Sinds jaar en dag leunt het horrorgenre op variaties van het donkere bos uit de sprookjes van weleer. Het Japanse Pulse trekt de lijn door naar het donkere bos van nu: internet. In Tokyo dwaalt een handjevol vereenzaamde jongelingen van het pad via een website die lijkt te worden bediend vanuit het uit de voegen barstende rijk der geesten. Regisseur Kiyoshi Kurosawa (geen familie van Akira) borduurt met Pulse voort op het thema van de dolende, eenzame mens, die zelfs in de dood geen verlossing vindt. Kurosawa maakte eerder Cure en Seance, net als Pulse publiekstrekkers op het Rotterdamse filmfestival.

Kanzô sensei

1998 | Drama, Oorlogsfilm

Japan​/​​Frankrijk 1998. Drama van Shohei Imamura. Met o.a. Akira Emoto, Kumiko Aso, Jacques Gamblin, Masanori Sera en Keiko Matzuzaka.

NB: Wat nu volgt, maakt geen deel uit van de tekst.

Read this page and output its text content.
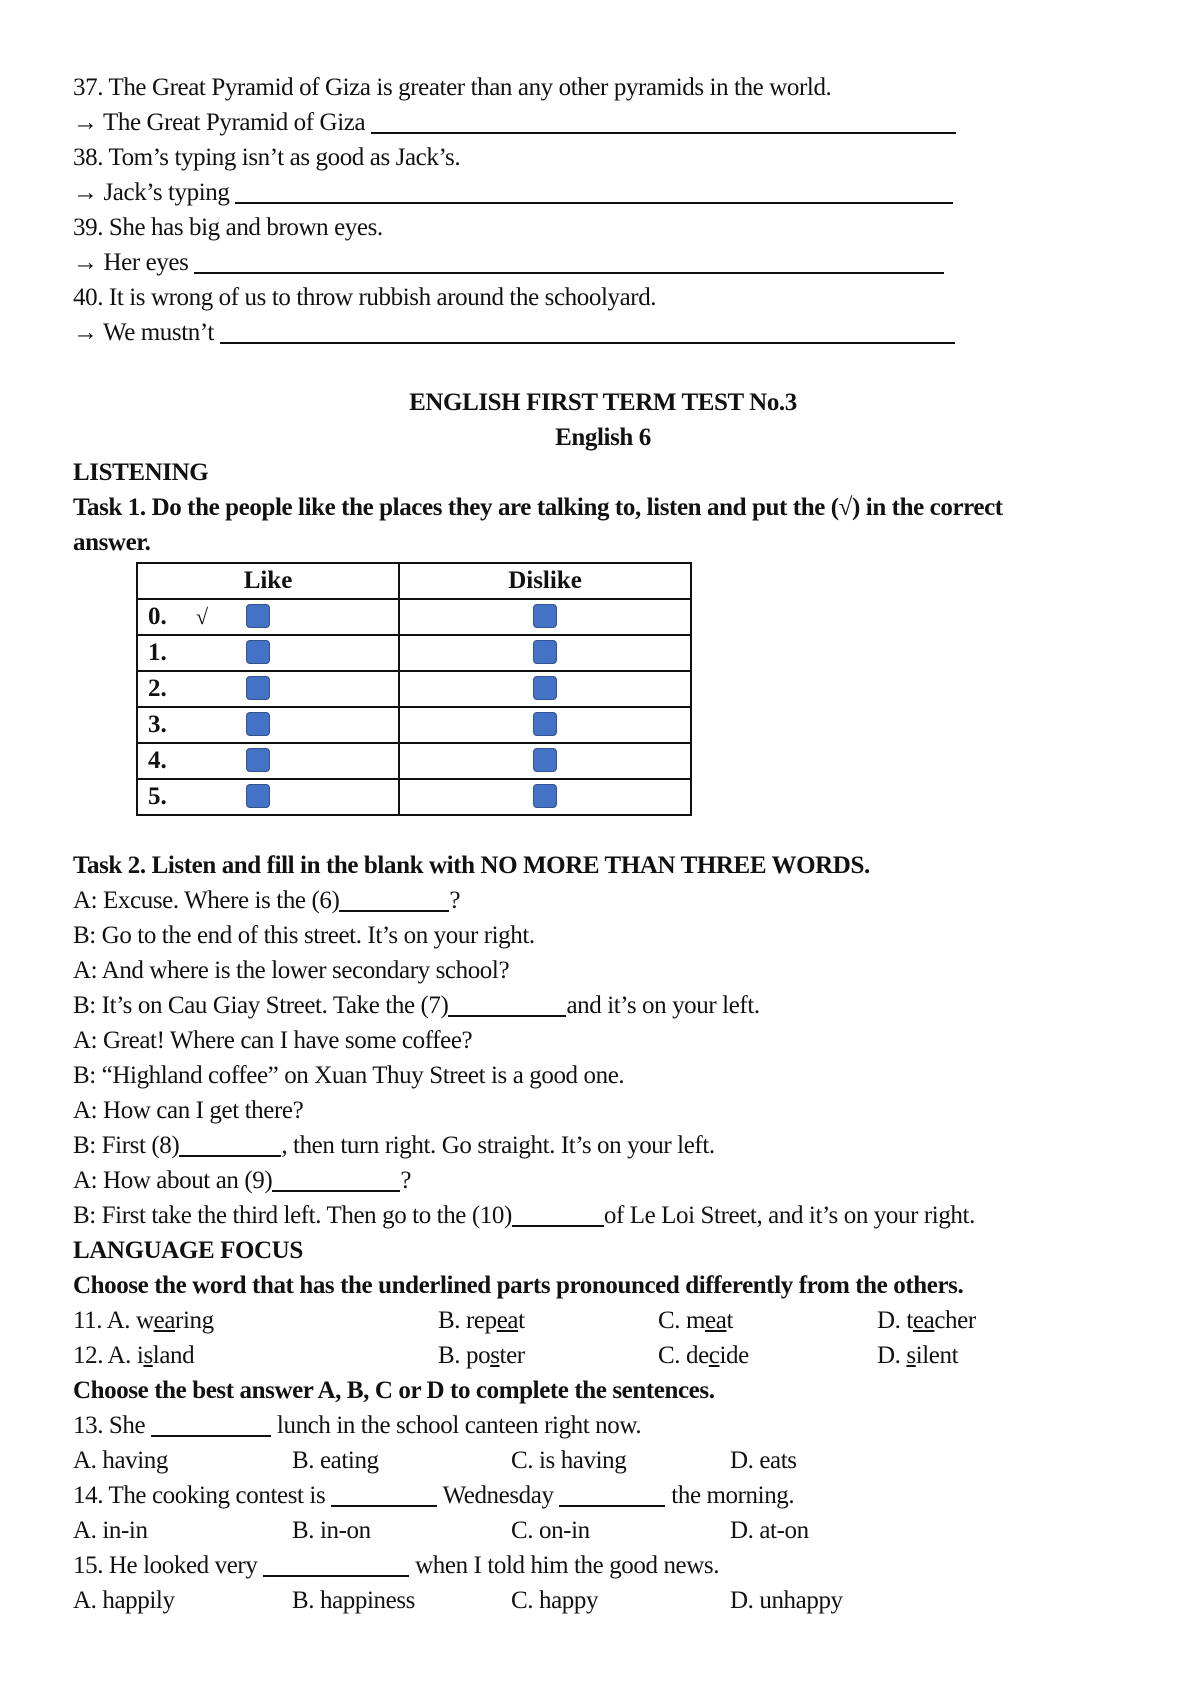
37. The Great Pyramid of Giza is greater than any other pyramids in the world.
→ The Great Pyramid of Giza
38. Tom’s typing isn’t as good as Jack’s.
→ Jack’s typing
39. She has big and brown eyes.
→ Her eyes
40. It is wrong of us to throw rubbish around the schoolyard.
→ We mustn’t
ENGLISH FIRST TERM TEST No.3
English 6
LISTENING
Task 1. Do the people like the places they are talking to, listen and put the (√) in the correct
answer.
Like	Dislike
0. √	
1.	
2.	
3.	
4.	
5.	
Task 2. Listen and fill in the blank with NO MORE THAN THREE WORDS.
A: Excuse. Where is the (6)	?
B: Go to the end of this street. It’s on your right.
A: And where is the lower secondary school?
B: It’s on Cau Giay Street. Take the (7)	and it’s on your left.
A: Great! Where can I have some coffee?
B: “Highland coffee” on Xuan Thuy Street is a good one.
A: How can I get there?
B: First (8)	, then turn right. Go straight. It’s on your left.
A: How about an (9)	?
B: First take the third left. Then go to the (10)	of Le Loi Street, and it’s on your right.
LANGUAGE FOCUS
Choose the word that has the underlined parts pronounced differently from the others.
11. A. wearing	B. repeat	C. meat	D. teacher
12. A. island	B. poster	C. decide	D. silent
Choose the best answer A, B, C or D to complete the sentences.
13. She	lunch in the school canteen right now.
A. having	B. eating	C. is having	D. eats
14. The cooking contest is	Wednesday	the morning.
A. in-in	B. in-on	C. on-in	D. at-on
15. He looked very	when I told him the good news.
A. happily	B. happiness	C. happy	D. unhappy
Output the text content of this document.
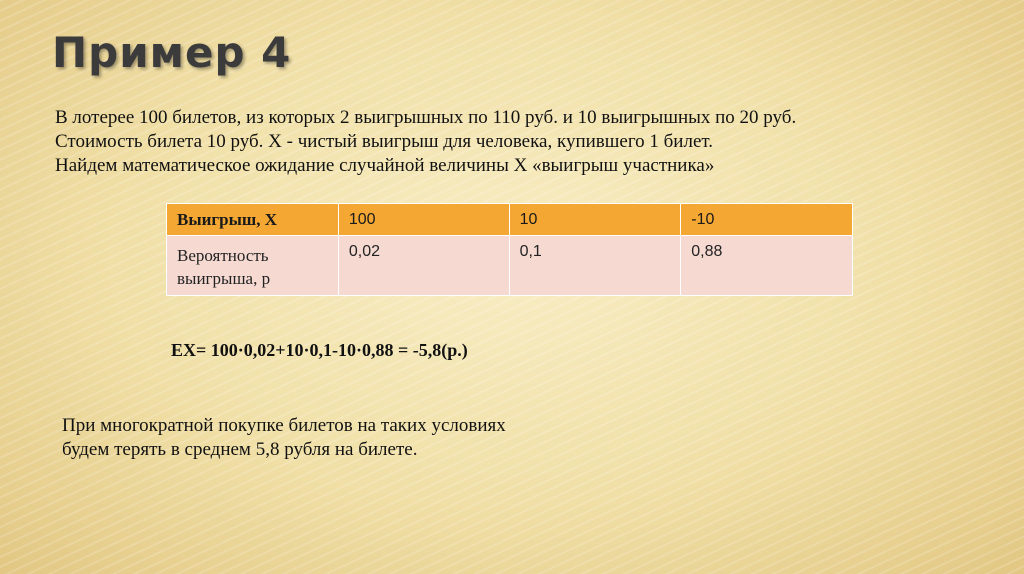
Пример 4
В лотерее 100 билетов, из которых 2 выигрышных по 110 руб. и 10 выигрышных по 20 руб.
Стоимость билета 10 руб. Х - чистый выигрыш для человека, купившего 1 билет.
Найдем математическое ожидание случайной величины Х «выигрыш участника»
Выигрыш, Х	100	10	-10

Вероятность
выигрыша, р	0,02	0,1	0,88
ЕХ= 100·0,02+10·0,1-10·0,88 = -5,8(р.)
При многократной покупке билетов на таких условиях
будем терять в среднем 5,8 рубля на билете.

Dr. Akagi (Emoto) is de dorpsarts van Hibi, een klein Japans dorpje in de marge van het oorlogsgeweld van WO II. Hij hoedt over een wonderlijk ensemble van bonte personages, onder wie een dronken priester, een drugsverslaafde, een Nederlandse krijgsgevangene en een prostituee/doktersassistente (Aso). Akagi is een toegewijd medicus. Gekleed in een smetteloos wit pak rent hij van de ene naar de andere patiënt en zijn diagnose is steevast geelzucht (behalve bij de Nederlander!), een aandoening die in de film de verziekte Japanse oorlogsmaatschappij symboliseert. Het is de vermeende zwanenzang van veteraan Imamura (1926), een indrukwekkend en gelaagd werk waarin vitaliteit en apathie vechten om voorrang. De vele personages, plotwisselingen en genreoverschrijdingen (van oorlog tot horror) maken het niet makkelijk voor de eurocentrische toeschouwer maar zelfs zonder begrip van de Oosterse subtiliteiten wordt de visie van nestor Imamura glashelder in de laatste scène. Zelfs de ultieme terreur (De Bom) kan de mens niet losweken uit zijn zorgvuldig gecreëerde innerlijke wereld.